Covid, with its significant risk implications for supply chains from a demand, supply, and financial perspective, is another reminder of the importance of having an appropriate supply chain risk management strategy. Companies have found themselves unable to meet the needs of their end customers because of problems with direct suppliers or failures further down the supply chain such as insolvency or gaps in supply. This has led to many companies looking to prioritise risk mitigation strategies in supply chain management and improve their risk management taking a ‘just-in-case’ proactive approach rather than a ‘just in time’ reactive approach.
“How much just in time do you want to be? It’s great when it works but when it doesn’t, you lose sales“
Soren Skou, Chief Executive of AP Moller-Maersk.
Supply chain risk challenges
There are several challenges companies looking to improve their risk management, need to consider:
Inadequate and inaccurate supplier and supply chain data.
An understanding of how to develop a prioritised action plan to progress necessary improvements.
The appropriate, aligned internal resources available to manage and understand the data associated to many hundreds of suppliers and their supply chains.
To address these risk management challenges, it is worth considering these three development priorities from a supply chain perspective:
Ensure your procurement and supply chain risk strategy are aligned with overall business strategy and corporate goals, and that the senior management team understand the importance of this, the implications of failure and the resources necessary to ensure success.
Understand the financial implications of a supplier/supply failure and the relative risks and speed of impact. This needs to include the wider supply chain, not just direct suppliers. Creating a return-on-investment model aligned with business strategy and proposed supplier risk management framework, can help in both areas.
Have access to relevant, validated, comprehensive supply chain data. This will enable you to assess relevant supply chains and suppliers, monitor them and provide an up-to-date picture of how their risk is changing.
Once you have these key building blocks in place, you need to ensure that you take an appropriate comprehensive assessment approach to the relevant risk areas. These include suppliers’ financial risks, cyber risks, health and safety and CSR issues. In addition, exposure of key supply chain locations to geopolitical risks, natural catastrophes (which are increasing because of climate change) and associated logistical challenges all need to be factored into any risk management strategy. The diagram below may help you think about the various supply chain risk events you might face:
Based on diagram from Paul Hopkin’s “Fundamentals of Risk Management”
Quantifying the financial risk of a supplier or wider supply chain failure, is the first step in successfully implementing a risk management plan. This is best done in terms of profitability impact, but revenue impact sometimes is also adequate. This enables you to understand which aspects of your supply chain to focus on from a disruption perspective, although you should also consider potential reputational and regulatory exposures posed by your supply chain.
4 steps to manage supply chain risk
There are 4 key steps you need to follow to understand risk exposures within your supply chain:
Identify relevant risks: This identification of relevant risks needs to be comprehensive as set out above, and should not only focus on the supplier, but also the supplier’s production or service location.
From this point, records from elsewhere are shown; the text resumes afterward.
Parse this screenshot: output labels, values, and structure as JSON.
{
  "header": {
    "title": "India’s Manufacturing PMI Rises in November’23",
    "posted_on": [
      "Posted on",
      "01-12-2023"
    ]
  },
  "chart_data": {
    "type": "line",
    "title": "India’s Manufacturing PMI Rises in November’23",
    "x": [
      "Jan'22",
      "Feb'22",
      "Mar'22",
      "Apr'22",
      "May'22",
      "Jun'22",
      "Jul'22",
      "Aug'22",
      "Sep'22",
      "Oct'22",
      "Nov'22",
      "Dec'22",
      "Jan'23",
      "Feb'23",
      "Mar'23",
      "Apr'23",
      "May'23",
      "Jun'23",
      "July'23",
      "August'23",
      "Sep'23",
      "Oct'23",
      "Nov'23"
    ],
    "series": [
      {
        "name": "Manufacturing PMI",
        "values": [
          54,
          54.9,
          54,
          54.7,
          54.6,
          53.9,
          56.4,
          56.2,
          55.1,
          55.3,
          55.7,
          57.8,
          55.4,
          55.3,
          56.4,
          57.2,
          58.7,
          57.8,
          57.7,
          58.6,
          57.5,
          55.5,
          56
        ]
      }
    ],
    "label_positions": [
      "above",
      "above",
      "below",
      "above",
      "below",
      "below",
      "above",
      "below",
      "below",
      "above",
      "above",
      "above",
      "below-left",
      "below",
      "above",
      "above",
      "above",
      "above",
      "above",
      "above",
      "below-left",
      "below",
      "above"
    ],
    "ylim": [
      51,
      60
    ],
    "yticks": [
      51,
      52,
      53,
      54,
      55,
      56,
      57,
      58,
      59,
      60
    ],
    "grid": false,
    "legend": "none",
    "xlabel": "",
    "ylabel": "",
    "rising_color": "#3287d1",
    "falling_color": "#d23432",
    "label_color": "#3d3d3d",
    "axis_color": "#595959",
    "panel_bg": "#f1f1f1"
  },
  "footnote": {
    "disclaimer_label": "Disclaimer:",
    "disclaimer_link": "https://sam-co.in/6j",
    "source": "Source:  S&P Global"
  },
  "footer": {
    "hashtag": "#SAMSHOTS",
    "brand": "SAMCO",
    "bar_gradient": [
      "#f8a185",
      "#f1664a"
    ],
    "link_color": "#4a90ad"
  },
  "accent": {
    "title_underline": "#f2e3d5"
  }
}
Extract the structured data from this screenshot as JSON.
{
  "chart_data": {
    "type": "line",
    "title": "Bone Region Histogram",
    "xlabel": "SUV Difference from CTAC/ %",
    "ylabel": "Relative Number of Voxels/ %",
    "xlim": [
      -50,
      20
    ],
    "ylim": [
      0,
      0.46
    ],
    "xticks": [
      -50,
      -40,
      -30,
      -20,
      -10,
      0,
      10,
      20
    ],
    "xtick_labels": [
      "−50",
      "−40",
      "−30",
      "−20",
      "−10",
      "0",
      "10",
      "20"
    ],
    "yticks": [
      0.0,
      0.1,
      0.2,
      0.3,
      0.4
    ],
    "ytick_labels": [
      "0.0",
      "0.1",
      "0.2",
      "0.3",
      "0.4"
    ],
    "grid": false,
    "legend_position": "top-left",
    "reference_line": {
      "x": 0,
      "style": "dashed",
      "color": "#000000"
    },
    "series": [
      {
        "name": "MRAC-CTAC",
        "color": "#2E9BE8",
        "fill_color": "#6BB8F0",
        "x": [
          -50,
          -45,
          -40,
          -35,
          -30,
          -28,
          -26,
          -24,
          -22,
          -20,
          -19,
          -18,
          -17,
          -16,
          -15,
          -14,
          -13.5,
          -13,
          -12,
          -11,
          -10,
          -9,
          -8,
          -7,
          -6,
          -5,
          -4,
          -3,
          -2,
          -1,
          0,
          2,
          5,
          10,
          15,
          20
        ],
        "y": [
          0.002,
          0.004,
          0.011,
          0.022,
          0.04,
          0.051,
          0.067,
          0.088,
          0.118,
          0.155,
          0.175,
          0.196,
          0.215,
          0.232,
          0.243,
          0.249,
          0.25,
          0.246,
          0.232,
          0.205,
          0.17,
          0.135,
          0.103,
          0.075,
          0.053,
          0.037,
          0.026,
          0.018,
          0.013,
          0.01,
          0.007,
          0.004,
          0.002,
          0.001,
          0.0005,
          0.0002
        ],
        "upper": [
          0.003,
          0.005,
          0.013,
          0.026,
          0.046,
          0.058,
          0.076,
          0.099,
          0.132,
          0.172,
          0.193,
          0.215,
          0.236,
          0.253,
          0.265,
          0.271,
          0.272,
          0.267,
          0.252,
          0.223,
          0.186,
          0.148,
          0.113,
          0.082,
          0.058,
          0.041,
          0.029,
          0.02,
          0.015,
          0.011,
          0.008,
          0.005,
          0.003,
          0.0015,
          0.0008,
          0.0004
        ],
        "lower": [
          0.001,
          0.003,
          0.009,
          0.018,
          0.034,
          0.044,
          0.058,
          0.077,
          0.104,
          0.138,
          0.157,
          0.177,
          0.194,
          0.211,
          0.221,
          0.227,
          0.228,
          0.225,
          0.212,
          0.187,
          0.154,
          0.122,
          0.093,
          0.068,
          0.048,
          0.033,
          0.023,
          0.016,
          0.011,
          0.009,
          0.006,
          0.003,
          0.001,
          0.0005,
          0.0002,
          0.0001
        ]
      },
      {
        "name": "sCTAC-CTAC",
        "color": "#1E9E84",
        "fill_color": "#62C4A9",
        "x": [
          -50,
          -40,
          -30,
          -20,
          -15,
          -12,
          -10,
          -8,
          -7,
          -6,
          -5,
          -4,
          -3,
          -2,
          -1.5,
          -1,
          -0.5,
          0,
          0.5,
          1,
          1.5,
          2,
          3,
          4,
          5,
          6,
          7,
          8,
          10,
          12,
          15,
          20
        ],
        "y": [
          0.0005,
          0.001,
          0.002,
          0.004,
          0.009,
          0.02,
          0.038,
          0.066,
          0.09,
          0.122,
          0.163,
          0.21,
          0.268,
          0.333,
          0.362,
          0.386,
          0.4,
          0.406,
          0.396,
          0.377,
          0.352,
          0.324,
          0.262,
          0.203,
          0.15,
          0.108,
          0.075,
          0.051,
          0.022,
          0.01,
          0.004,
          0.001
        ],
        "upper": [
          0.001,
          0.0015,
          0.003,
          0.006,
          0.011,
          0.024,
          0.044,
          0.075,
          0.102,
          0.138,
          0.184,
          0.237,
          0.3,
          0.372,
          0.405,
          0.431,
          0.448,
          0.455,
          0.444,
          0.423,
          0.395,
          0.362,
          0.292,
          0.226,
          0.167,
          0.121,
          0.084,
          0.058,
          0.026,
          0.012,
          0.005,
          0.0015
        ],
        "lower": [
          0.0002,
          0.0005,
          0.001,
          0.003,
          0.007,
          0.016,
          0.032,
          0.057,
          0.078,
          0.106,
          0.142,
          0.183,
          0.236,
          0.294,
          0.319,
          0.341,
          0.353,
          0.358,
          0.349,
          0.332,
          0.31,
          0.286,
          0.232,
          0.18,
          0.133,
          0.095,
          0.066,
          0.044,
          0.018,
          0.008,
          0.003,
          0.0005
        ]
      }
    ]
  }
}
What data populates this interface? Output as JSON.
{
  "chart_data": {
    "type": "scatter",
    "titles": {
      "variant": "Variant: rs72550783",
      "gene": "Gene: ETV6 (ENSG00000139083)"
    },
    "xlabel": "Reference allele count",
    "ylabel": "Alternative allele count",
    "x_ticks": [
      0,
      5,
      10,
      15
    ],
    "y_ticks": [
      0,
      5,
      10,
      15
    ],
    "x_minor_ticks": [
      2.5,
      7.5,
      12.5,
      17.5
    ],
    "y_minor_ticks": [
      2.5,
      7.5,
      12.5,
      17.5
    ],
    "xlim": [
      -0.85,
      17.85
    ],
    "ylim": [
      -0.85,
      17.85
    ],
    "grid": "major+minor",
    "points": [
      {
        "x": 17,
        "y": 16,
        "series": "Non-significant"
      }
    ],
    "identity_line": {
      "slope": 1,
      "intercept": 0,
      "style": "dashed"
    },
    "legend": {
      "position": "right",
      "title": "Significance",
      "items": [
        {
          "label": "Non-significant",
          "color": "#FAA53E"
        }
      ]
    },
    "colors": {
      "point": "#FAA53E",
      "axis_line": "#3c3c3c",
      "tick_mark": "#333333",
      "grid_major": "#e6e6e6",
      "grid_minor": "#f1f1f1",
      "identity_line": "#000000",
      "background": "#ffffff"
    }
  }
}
You also need to achieve the appropriate transparency and assurance from your direct supplier in terms of their critical supporting suppliers (supply chain mapping), based on the potential risks they represent from a disruption or reputational perspective. It is critical that the data you are using is appropriately validated and up to date.
Analyse and prioritise the risk: In any aggregation, you also need to recognise it is important to understand individual risk factors, for example, a supplier may be financially sound, but if their production site is exposed to a significant flood or geopolitical risk, this needs to be highlighted. You also need to be aware of any aggregation in respect of a single point of failure in your supply chain.
Monitor the risk: This can’t just be a one-off exercise. We all recognise, particularly in the current business environment, that risk is constantly changing, and the requirements of your end customers are evolving. In most cases companies are using specialist third party providers to deliver an ongoing updated risk picture.
Mitigate the risk: Having identified the suppliers/supplies that represent your highest financial exposure and risk, it is critical that you put into place the appropriate risk mitigation plans. These may include selective additions to inventory, improved and tested supplier business continuity plans or the identification of appropriate pre-qualified alternative suppliers.
It is important that this risk management plan is visible, across key business functions like sales, operations, finance as well as procurement and that it is shared regularly with your top management team so they can feedback in terms of their overall appetite for risk, relevant priorities and resource allocation.
The last year, demonstrates that a risk management strategy is not just a critical part of good supply chain and performance management, it is an evolving action plan that needs regular updating and cross functional top management support. Consumers and investors are increasingly expecting companies to pursue a triple bottom line, people, planet, and profit, and they also do not expect interruptions in their supply chain. This requires an agile and resilient supply chain where risk is proactively identified and managed, avoiding or reducing the impact of supply chain issues. In this regard, knowledge is power, and easy access to appropriate, validated, and timely supplier and supply chain data is the foundation to the successful management of risk in your supply chain. If you do not have it, but your competitor does, it is like trying to win a chess game where your opponent can see all the pieces on the board, but you cannot.